Women and Performance in Hip Hop: An Interview with Dr. Nicole Hodges Persley Part I

[By Alysha Griffin]

 In the second interview I conducted for “Raising the Roof: Black Women’s Voices in Hip Hop,” I interviewed Nicole Hodges Persley. Persley  is an Assistant Professor of Theatre at the University of Kansas.  She teaches courses on hip-hop, acting, African American theater, race and performance and improvisation theory. Her research and performance works address the impact of racial, ethnic and national identity on performance practices in theatre, television and film. She has published articles on Jay-Z and Suzan-Lori Parks with forthcoming work on Nikki S. Lee and Jean Genet.

Her research on performance culture provides new insight for how we think about women’s roles in hip-hop culture.

Griffin: How does Hip Hop relate to your scholarly research?

Persley: My book project is on Hip-hop Theater and performance in the United States and England. I examine the influence of African American expressions of blackness on non-African American performers in theater, conceptual art and dance. I also teach a course on Hip-hop’s influence in popular culture here at KU.

Griffin: What intrigues you most about Hip Hop, particularly women in Hip Hop?

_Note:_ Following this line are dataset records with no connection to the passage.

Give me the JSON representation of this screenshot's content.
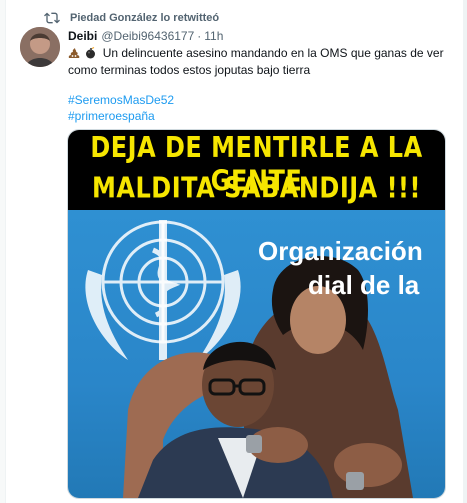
{
  "retweet": {
    "text": "Piedad González lo retwitteó"
  },
  "tweet": {
    "display_name": "Deibi",
    "handle": "@Deibi96436177",
    "separator": "·",
    "time": "11h",
    "text": "Un delincuente asesino mandando en la OMS que ganas de ver como terminas todos estos joputas bajo tierra",
    "hashtags": [
      "#SeremosMasDe52",
      "#primeroespaña"
    ]
  },
  "media": {
    "banner_line1": "DEJA DE MENTIRLE A LA GENTE",
    "banner_line2": "MALDITA SABANDIJA !!!",
    "photo_text_line1": "Organización",
    "photo_text_line2": "dial de la"
  },
  "colors": {
    "accent": "#1d9bf0",
    "banner_text": "#f6e600",
    "who_blue": "#2f90d2"
  }
}
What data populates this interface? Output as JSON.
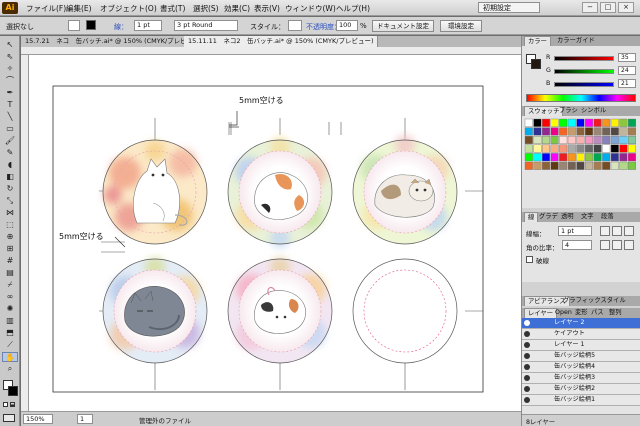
{
  "menubar": {
    "app_badge": "Ai",
    "items": [
      "ファイル(F)",
      "編集(E)",
      "オブジェクト(O)",
      "書式(T)",
      "選択(S)",
      "効果(C)",
      "表示(V)",
      "ウィンドウ(W)",
      "ヘルプ(H)"
    ],
    "workspace": "初期設定",
    "win_buttons": [
      "−",
      "□",
      "×"
    ]
  },
  "controlbar": {
    "selection": "選択なし",
    "stroke_label": "線：",
    "stroke_width": "1 pt",
    "brush": "3 pt Round",
    "style_label": "スタイル：",
    "opacity_label": "不透明度：",
    "opacity_value": "100",
    "opacity_unit": "%",
    "doc_setup_button": "ドキュメント設定",
    "prefs_button": "環境設定"
  },
  "tabs": [
    {
      "label": "15.7.21　ネコ　缶バッチ.ai* @ 150% (CMYK/プレビュー)",
      "active": false
    },
    {
      "label": "15.11.11　ネコ2　缶バッチ.ai* @ 150% (CMYK/プレビュー)",
      "active": true
    }
  ],
  "artboard": {
    "annotation_top": "5mm空ける",
    "annotation_left": "5mm空ける"
  },
  "badges": [
    {
      "name": "badge-cat-tabby-white",
      "cat": "white"
    },
    {
      "name": "badge-cat-calico-sleeping",
      "cat": "calico"
    },
    {
      "name": "badge-cat-scottish-fold",
      "cat": "fold"
    },
    {
      "name": "badge-cat-gray-curled",
      "cat": "gray"
    },
    {
      "name": "badge-cat-calico-rolling",
      "cat": "calico2"
    },
    {
      "name": "badge-empty-template",
      "cat": "none"
    }
  ],
  "statusbar": {
    "zoom": "150%",
    "page": "1",
    "status_text": "管理外のファイル"
  },
  "panels": {
    "color": {
      "tabs": [
        "カラー",
        "カラーガイド"
      ],
      "channels": [
        {
          "label": "R",
          "value": "35"
        },
        {
          "label": "G",
          "value": "24"
        },
        {
          "label": "B",
          "value": "21"
        }
      ]
    },
    "swatches": {
      "tabs": [
        "スウォッチ",
        "ブラシ",
        "シンボル"
      ]
    },
    "stroke": {
      "tabs": [
        "線",
        "グラデ",
        "透明",
        "文字",
        "段落"
      ],
      "weight_label": "線幅：",
      "weight_value": "1 pt",
      "corner_label": "角の比率：",
      "corner_value": "4",
      "dash_label": "破線"
    },
    "appearance": {
      "tabs": [
        "アピアランス",
        "グラフィックスタイル"
      ]
    },
    "layers": {
      "tabs": [
        "レイヤー",
        "Open",
        "変形",
        "パス",
        "整列"
      ],
      "items": [
        {
          "name": "レイヤー 2",
          "selected": true
        },
        {
          "name": "ケイアウト",
          "selected": false
        },
        {
          "name": "レイヤー 1",
          "selected": false
        },
        {
          "name": "缶バッジ絵柄5",
          "selected": false
        },
        {
          "name": "缶バッジ絵柄4",
          "selected": false
        },
        {
          "name": "缶バッジ絵柄3",
          "selected": false
        },
        {
          "name": "缶バッジ絵柄2",
          "selected": false
        },
        {
          "name": "缶バッジ絵柄1",
          "selected": false
        }
      ],
      "count": "8レイヤー"
    }
  }
}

Persley: What intrigues me most about Hip-hop is the ways that the music borrows from earlier African American music and oratorical traditions. My research engages sampling as a process of creating cross-racial and ethnic exchange. We see that sampling is integral to defining Hip-hop aesthetics and the ways that Hip-hop incorporates performance practices that find their history in Black (specifically African American) aesthetic practices. Hip-hop’s rejection, exploitation and resistance to the power of Black women’s voices reflects an ongoing feminist struggles in African Diaspora. As important cultural producers in Hip-hop music and culture, Black women have and continue to assert themselves in subversive acts of resistance in every elements of Hip-hop culture from MCing to Turntabalism.
Griffin: Has Hip Hop asserted itself into African American theater traditions? If so, in what ways?

Persely: Hip-hop Theater is inspired by Hip-hop music and culture. Hip-hop begins as music that responds to social and economic struggles for empowerment in NYC by people of the African and Latino Diasporas living in and around NYC. Their struggles to create Hip-hop as a response to social, cultural, economic and political marginalization builds on previous struggles for freedom fought for by Black people during the Black Arts movement—even the Harlem Renaissance. A predominantly black music form influencing theater practices is not new in the United States (i.e. ragtime, blues, jazz etc.) so Hip-hop Theater is building on an African continuum, yet invites people across racial, ethnic and class lines to create work under its sign.  We see Hip-hop inspired performance really start to surface in the early 1990s emerging out of work by Hip-hop dance crews such as the Rock Steady Crew in NYC—a predominantly black and brown group of b-boys and B-girls. So it makes sense that Hip-hop Theater emerges then as an art from that engages an identifiable black performance aesthetic, yet, both non-African American and African American artists create it. I would argue that Hip-hop Theater is a facet of African American theater in that it is rooted in the call and response traditions of Black Theater and takes up many social and cultural issues that are part of struggles Black Theater’s historical struggle for freedom. Hip-hop Theater is written for an audience that is committed to those struggles for equality fought for across categories of difference. The tenets of Hip-hop Theater’s are defined as theater “by, about, for and near the Hip-hop generation” (Hoch 2002). Danny Hoch, a Jewish American performer and one of the pioneers of Hip-hop Theater in the United States, samples from W.E.B. Dubois’s quote in The Crisis in 1926 about what black theater should be, theater  “about, by, for and near, Negro people.” (Dubois 1926).  There’s one of several connections right there.